Pompe disease is a progressive, multisystemic, debilitating, and often fatal neuromuscular disorder.
It was first defined in 1932 by Dutch pathologist Joannes C. Pompe.
In 1963 the disease was linked to an inherited deficiency of an enzyme called acid alpha-glucosidase (GAA), which is responsible for the breakdown of glycogen to glucose.
The result is an accumulation of glycogen, mainly in muscle cells, that leads to a progressive loss of muscle function.
Pompe disease can vary widely in terms of severity of signs and symptoms, rate of progression, and age of onset.
Pompe disease is caused by a gene mutation.
Continuous accumulation of glycogen causes swelling and rupture within cells.
This in turn leads to progressive decay of skeletal muscles, including respiratory, and, primarily in infants, cardiac muscles, eventually resulting in loss of function.
In children and adults the disease usually progresses slower than in infants, with little or no cardiac involvement, but it’s always relentlessly progressive and associated with significant misery and/or premature death, as an abrupt and rapid decline can happen at any time.
All patients with Pompe disease exhibit progressive muscular weakness.
Limbs and respiratory muscles are the most commonly affected across all ages.
Disease management strategies may include medications and lifestyle approaches to symptom relief, as well as interventions to delay serious complications due to muscle deterioration.
The main focus of medical treatment is enzyme replacement therapy, which replaces GAA.
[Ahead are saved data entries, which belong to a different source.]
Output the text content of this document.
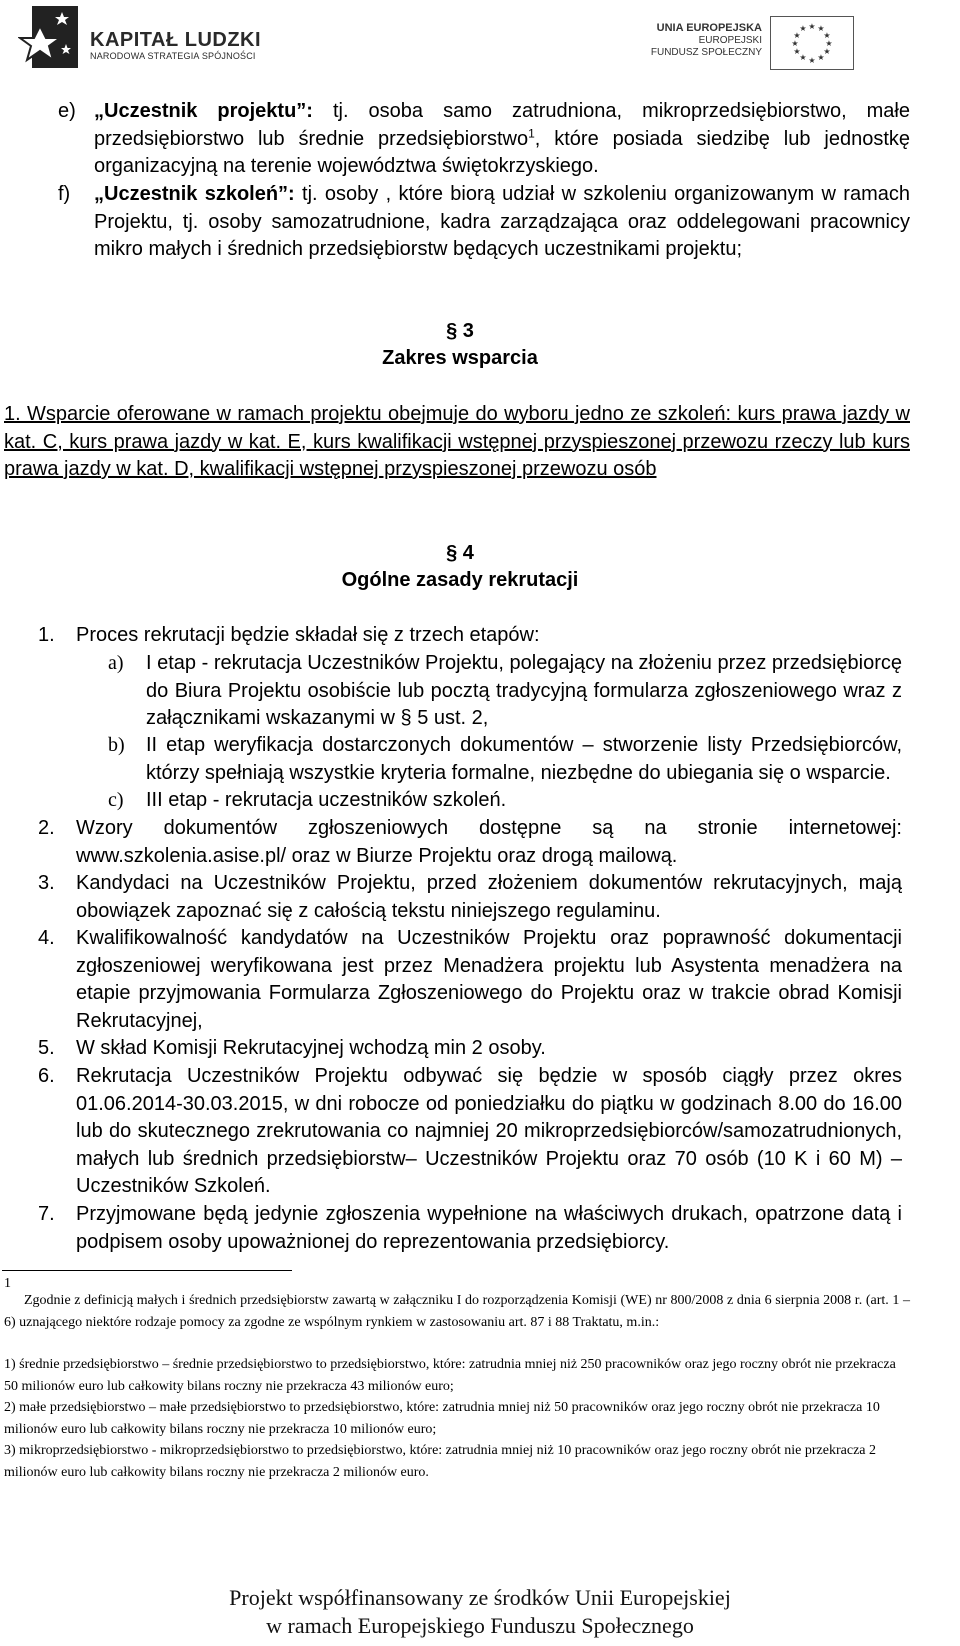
KAPITAŁ LUDZKI
NARODOWA STRATEGIA SPÓJNOŚCI
UNIA EUROPEJSKA
EUROPEJSKI
FUNDUSZ SPOŁECZNY
★ ★
★
★
★
★
★
★
★
★
★
★
e) „Uczestnik projektu”: tj. osoba samo zatrudniona, mikroprzedsiębiorstwo, małe przedsiębiorstwo lub średnie przedsiębiorstwo$^1$, które posiada siedzibę lub jednostkę organizacyjną na terenie województwa świętokrzyskiego.
f) „Uczestnik szkoleń”: tj. osoby , które biorą udział w szkoleniu organizowanym w ramach Projektu, tj. osoby samozatrudnione, kadra zarządzająca oraz oddelegowani pracownicy mikro małych i średnich przedsiębiorstw będących uczestnikami projektu;
§ 3
Zakres wsparcia
1. Wsparcie oferowane w ramach projektu obejmuje do wyboru jedno ze szkoleń: kurs prawa jazdy w kat. C, kurs prawa jazdy w kat. E, kurs kwalifikacji wstępnej przyspieszonej przewozu rzeczy lub kurs prawa jazdy w kat. D, kwalifikacji wstępnej przyspieszonej przewozu osób
§ 4
Ogólne zasady rekrutacji
1. Proces rekrutacji będzie składał się z trzech etapów:
a) I etap - rekrutacja Uczestników Projektu, polegający na złożeniu przez przedsiębiorcę do Biura Projektu osobiście lub pocztą tradycyjną formularza zgłoszeniowego wraz z załącznikami wskazanymi w § 5 ust. 2,
b) II etap weryfikacja dostarczonych dokumentów – stworzenie listy Przedsiębiorców, którzy spełniają wszystkie kryteria formalne, niezbędne do ubiegania się o wsparcie.
c) III etap - rekrutacja uczestników szkoleń.
2. Wzory dokumentów zgłoszeniowych dostępne są na stronie internetowej: www.szkolenia.asise.pl/ oraz w Biurze Projektu oraz drogą mailową.
3. Kandydaci na Uczestników Projektu, przed złożeniem dokumentów rekrutacyjnych, mają obowiązek zapoznać się z całością tekstu niniejszego regulaminu.
4. Kwalifikowalność kandydatów na Uczestników Projektu oraz poprawność dokumentacji zgłoszeniowej weryfikowana jest przez Menadżera projektu lub Asystenta menadżera na etapie przyjmowania Formularza Zgłoszeniowego do Projektu oraz w trakcie obrad Komisji Rekrutacyjnej,
5. W skład Komisji Rekrutacyjnej wchodzą min 2 osoby.
6. Rekrutacja Uczestników Projektu odbywać się będzie w sposób ciągły przez okres 01.06.2014-30.03.2015, w dni robocze od poniedziałku do piątku w godzinach 8.00 do 16.00 lub do skutecznego zrekrutowania co najmniej 20 mikroprzedsiębiorców/samozatrudnionych, małych lub średnich przedsiębiorstw– Uczestników Projektu oraz 70 osób (10 K i 60 M) – Uczestników Szkoleń.
7. Przyjmowane będą jedynie zgłoszenia wypełnione na właściwych drukach, opatrzone datą i podpisem osoby upoważnionej do reprezentowania przedsiębiorcy.
1
Zgodnie z definicją małych i średnich przedsiębiorstw zawartą w załączniku I do rozporządzenia Komisji (WE) nr 800/2008 z dnia 6 sierpnia 2008 r. (art. 1 – 6) uznającego niektóre rodzaje pomocy za zgodne ze wspólnym rynkiem w zastosowaniu art. 87 i 88 Traktatu, m.in.:
1) średnie przedsiębiorstwo – średnie przedsiębiorstwo to przedsiębiorstwo, które: zatrudnia mniej niż 250 pracowników oraz jego roczny obrót nie przekracza 50 milionów euro lub całkowity bilans roczny nie przekracza 43 milionów euro;
2) małe przedsiębiorstwo – małe przedsiębiorstwo to przedsiębiorstwo, które: zatrudnia mniej niż 50 pracowników oraz jego roczny obrót nie przekracza 10 milionów euro lub całkowity bilans roczny nie przekracza 10 milionów euro;
3) mikroprzedsiębiorstwo - mikroprzedsiębiorstwo to przedsiębiorstwo, które: zatrudnia mniej niż 10 pracowników oraz jego roczny obrót nie przekracza 2 milionów euro lub całkowity bilans roczny nie przekracza 2 milionów euro.
Projekt współfinansowany ze środków Unii Europejskiej
w ramach Europejskiego Funduszu Społecznego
Non-medical treatment focuses on keeping your body as healthy as possible in an attempt to delay progression and ease the burden of living with the disease.
To deal with Pompe disease it’s beneficial to:
*Drink 6-8 cups of purified water daily.
*Eat fresh, raw fruits and veggies; organic when possible.
*Include some protein with every meal and snack.
*Eat several smaller meals during the day instead of 1 or 2 large ones.
*Choose whole-grains versus “white” products.
*Increase your fiber intake.
*Deep breathing; relaxation techniques.
*Consider liver, colon and arterial cleanses.
*Manage your weight; you can follow my healthy weight blog at blog.dickandlenay.com.
*Eliminate processed, instant, sugar-added, chemical-laden, and junk foods.
*Eliminate white flour products, high carbohydrates, and sweets.
*Eliminate caffeine, soda pop, alcohol, tobacco.
*Eliminate hydrogenated and trans fats.
*Changing the size, texture, or thickness of foods can make them easier to eat, and minimize the risk of inhaling them.
*You may benefit from an exercise program to increase muscle strength, have less stiffness, and improved mental health.